Der Rede des Oberbürgermeisters mangelte es an konkreten Plänen zur Bekämpfung der aktuellen Flüchtlingskatastrophe und setzte sich aus leeren Phrasen zusammen. Es war fast schon zynisch, Roters auf dieser Veranstaltung vorsprechen zu lassen. Schrieb er doch erst letzte Woche einen Brief an den NRW-Innenminister Ralf Jäger, in dem er darum bat, keine weiteren Flüchtlinge mehr in Köln aufzunehmen.

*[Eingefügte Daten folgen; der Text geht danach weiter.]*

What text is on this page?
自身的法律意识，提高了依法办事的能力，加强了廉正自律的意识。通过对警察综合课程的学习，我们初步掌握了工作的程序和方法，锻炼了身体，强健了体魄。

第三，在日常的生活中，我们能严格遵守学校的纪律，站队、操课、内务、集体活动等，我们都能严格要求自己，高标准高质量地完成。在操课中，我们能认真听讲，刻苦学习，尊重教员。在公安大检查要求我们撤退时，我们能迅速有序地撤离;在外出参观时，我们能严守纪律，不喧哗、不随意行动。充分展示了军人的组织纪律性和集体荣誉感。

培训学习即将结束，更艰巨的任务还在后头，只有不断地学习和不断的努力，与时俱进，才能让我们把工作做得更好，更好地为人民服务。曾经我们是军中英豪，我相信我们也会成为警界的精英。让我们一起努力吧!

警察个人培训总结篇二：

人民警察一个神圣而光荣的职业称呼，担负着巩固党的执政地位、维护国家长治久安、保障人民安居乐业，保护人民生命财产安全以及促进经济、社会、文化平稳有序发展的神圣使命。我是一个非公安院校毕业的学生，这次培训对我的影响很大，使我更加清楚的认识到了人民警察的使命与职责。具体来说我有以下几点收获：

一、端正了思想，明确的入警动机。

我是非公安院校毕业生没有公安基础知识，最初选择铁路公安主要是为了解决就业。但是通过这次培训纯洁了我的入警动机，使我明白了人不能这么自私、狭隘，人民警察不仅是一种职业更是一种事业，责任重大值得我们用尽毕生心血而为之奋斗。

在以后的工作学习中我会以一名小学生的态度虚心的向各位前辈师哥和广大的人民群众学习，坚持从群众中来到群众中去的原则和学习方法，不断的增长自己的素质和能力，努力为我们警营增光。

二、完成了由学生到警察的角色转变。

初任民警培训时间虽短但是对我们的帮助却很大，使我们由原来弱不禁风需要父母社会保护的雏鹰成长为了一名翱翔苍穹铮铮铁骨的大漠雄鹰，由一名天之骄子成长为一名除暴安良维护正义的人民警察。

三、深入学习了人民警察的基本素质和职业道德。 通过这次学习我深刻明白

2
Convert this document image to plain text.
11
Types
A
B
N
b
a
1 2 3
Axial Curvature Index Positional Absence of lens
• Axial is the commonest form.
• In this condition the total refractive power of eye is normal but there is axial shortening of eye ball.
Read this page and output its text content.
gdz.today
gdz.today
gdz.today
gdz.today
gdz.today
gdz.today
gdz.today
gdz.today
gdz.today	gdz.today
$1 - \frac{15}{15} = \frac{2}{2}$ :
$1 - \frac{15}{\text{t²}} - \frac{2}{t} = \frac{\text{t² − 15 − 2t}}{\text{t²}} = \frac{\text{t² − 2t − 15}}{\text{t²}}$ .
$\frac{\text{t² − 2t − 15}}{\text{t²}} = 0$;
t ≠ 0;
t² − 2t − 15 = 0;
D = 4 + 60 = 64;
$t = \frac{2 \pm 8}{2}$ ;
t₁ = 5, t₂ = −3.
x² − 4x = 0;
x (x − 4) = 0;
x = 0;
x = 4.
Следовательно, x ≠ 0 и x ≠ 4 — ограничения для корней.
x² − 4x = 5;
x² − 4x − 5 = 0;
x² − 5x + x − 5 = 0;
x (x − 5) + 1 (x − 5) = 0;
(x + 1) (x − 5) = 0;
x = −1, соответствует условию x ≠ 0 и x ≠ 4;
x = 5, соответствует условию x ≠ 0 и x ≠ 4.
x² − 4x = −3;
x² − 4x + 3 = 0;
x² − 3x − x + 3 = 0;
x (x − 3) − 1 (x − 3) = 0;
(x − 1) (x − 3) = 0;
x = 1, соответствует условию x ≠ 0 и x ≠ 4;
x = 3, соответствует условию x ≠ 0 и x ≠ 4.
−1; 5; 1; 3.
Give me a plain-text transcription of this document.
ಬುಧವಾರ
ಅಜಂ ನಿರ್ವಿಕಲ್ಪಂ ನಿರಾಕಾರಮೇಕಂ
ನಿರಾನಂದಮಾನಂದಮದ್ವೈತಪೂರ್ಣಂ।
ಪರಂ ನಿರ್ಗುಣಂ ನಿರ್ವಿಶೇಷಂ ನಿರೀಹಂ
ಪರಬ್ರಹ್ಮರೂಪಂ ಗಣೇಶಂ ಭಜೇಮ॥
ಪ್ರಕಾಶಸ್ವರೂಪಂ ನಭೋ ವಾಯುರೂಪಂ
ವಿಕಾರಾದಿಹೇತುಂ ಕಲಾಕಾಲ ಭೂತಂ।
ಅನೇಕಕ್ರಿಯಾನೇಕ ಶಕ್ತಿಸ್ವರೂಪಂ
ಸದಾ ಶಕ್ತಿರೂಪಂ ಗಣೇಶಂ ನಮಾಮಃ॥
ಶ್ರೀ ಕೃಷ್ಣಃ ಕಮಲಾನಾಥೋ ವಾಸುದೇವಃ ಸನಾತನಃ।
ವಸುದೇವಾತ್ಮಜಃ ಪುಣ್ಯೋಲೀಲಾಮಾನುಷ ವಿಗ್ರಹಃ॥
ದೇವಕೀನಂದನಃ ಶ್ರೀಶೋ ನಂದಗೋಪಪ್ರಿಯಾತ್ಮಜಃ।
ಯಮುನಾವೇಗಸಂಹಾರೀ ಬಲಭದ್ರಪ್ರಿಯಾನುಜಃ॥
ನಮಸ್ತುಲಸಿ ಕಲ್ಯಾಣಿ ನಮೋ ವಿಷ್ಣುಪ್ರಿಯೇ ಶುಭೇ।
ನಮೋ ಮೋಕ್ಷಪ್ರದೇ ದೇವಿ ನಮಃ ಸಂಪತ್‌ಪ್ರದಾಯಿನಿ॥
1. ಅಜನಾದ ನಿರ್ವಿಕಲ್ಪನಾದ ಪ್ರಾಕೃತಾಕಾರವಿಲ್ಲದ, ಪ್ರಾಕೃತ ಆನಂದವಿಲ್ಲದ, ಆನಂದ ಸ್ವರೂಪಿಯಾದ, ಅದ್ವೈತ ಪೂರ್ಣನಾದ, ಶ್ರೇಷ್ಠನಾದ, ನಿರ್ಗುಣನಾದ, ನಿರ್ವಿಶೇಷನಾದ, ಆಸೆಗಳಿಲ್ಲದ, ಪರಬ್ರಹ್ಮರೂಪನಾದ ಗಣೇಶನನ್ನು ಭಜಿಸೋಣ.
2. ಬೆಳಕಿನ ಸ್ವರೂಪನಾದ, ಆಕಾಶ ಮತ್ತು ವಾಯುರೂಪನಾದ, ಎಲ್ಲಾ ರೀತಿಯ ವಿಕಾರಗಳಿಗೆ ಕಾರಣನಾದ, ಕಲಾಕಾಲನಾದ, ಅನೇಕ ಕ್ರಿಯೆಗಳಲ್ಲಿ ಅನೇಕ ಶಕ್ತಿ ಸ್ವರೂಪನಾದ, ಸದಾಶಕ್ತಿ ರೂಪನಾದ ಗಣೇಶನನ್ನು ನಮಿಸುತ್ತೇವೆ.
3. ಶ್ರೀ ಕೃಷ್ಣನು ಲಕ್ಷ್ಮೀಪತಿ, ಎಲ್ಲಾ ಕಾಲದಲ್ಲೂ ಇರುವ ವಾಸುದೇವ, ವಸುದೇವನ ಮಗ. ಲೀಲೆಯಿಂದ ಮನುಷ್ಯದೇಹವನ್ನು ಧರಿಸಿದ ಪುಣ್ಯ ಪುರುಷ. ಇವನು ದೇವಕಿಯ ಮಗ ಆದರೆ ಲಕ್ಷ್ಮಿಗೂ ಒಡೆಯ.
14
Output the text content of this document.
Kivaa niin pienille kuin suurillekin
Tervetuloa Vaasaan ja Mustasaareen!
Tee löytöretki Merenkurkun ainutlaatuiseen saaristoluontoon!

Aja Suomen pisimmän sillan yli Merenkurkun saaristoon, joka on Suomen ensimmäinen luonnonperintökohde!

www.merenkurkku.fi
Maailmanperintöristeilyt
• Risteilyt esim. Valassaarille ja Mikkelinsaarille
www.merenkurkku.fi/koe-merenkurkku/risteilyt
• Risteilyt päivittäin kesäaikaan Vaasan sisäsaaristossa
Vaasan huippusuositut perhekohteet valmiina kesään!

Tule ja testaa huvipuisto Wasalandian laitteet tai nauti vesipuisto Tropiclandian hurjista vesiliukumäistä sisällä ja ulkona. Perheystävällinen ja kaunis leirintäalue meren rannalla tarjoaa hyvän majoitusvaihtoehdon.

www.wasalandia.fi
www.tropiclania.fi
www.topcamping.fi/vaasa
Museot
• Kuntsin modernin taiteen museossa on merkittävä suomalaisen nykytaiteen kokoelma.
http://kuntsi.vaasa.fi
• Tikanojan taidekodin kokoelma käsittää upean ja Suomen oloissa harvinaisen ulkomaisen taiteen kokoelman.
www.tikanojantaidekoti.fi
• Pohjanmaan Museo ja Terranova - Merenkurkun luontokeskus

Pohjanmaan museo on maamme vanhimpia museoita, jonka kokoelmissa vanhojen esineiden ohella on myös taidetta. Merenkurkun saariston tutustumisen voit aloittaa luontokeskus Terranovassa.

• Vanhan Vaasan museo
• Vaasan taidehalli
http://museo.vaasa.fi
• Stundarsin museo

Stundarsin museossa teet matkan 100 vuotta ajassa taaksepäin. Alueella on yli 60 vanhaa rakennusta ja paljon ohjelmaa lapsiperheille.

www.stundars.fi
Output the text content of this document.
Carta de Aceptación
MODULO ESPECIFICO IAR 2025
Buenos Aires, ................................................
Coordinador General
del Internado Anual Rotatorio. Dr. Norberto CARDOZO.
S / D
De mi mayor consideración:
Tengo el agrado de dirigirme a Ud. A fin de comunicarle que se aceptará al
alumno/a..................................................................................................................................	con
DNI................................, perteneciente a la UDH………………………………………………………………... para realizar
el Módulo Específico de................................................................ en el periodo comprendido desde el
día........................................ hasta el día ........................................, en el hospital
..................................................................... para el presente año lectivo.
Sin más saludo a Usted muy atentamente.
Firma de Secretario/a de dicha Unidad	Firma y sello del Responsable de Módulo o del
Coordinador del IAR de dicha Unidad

Kritik kam nicht nur von den Zuschauern: Auch der Geschäftsführer des Kölner Flüchtlingsrats, Claus-Ulrich Prölß, kritisierte die Politik der Stadt. „Es fehlt am politischen Willen, geeignete Wohnungen zu bauen“, betonte er und erhielt dafür den Applaus des Publikums. „Es kann nicht sein, dass Flüchtlinge in alten Hotels, Massenunterkünften oder Turnhallen untergebracht werden“. Es ständen in Köln genug Flächen zur Verfügung, auf denen man menschenwürdige Unterkünfte bauen lassen könne. Zugleich lobte er das Engagement der vielen Kölner Bürgerinitiativen, die sich für die Flüchtlinge einsetzen, aber kritisierte auch die mangelnde finanzielle Unterstützung seitens der Stadtverwaltung.
Neben bekannten Organisationen wie dem Schauspiel Köln oder der Oper Köln, traten auch Bands wie die Höhner und Brings auf. Als Überraschungsgast kamen die Bläck Fööss auf die Bühne. Dem Kabarettist Wilfried Schmickler gelang es mit einer derben Rede das Publikum für die Situation der Flüchtlinge zu sensibilisieren.
„Jede Jeck is anders“ - das ist nicht nur ein Spruch Kölscher Karnevalisten, sondern ein Stück Lebensgefühl und Überzeugung. So wundert es nicht, dass die Kölner leidenschaftlich protestieren, wenn dazu aufgerufen wird, für Menschenrechte und Mitgefühl gemeinsam einzustehen. Der Schock über die eskalierte Hooligan-Demo am 26.10. sitzt immer noch tief, weshalb Zeichen für Solidarität und Toleranz aktuell besonders wichtig sind.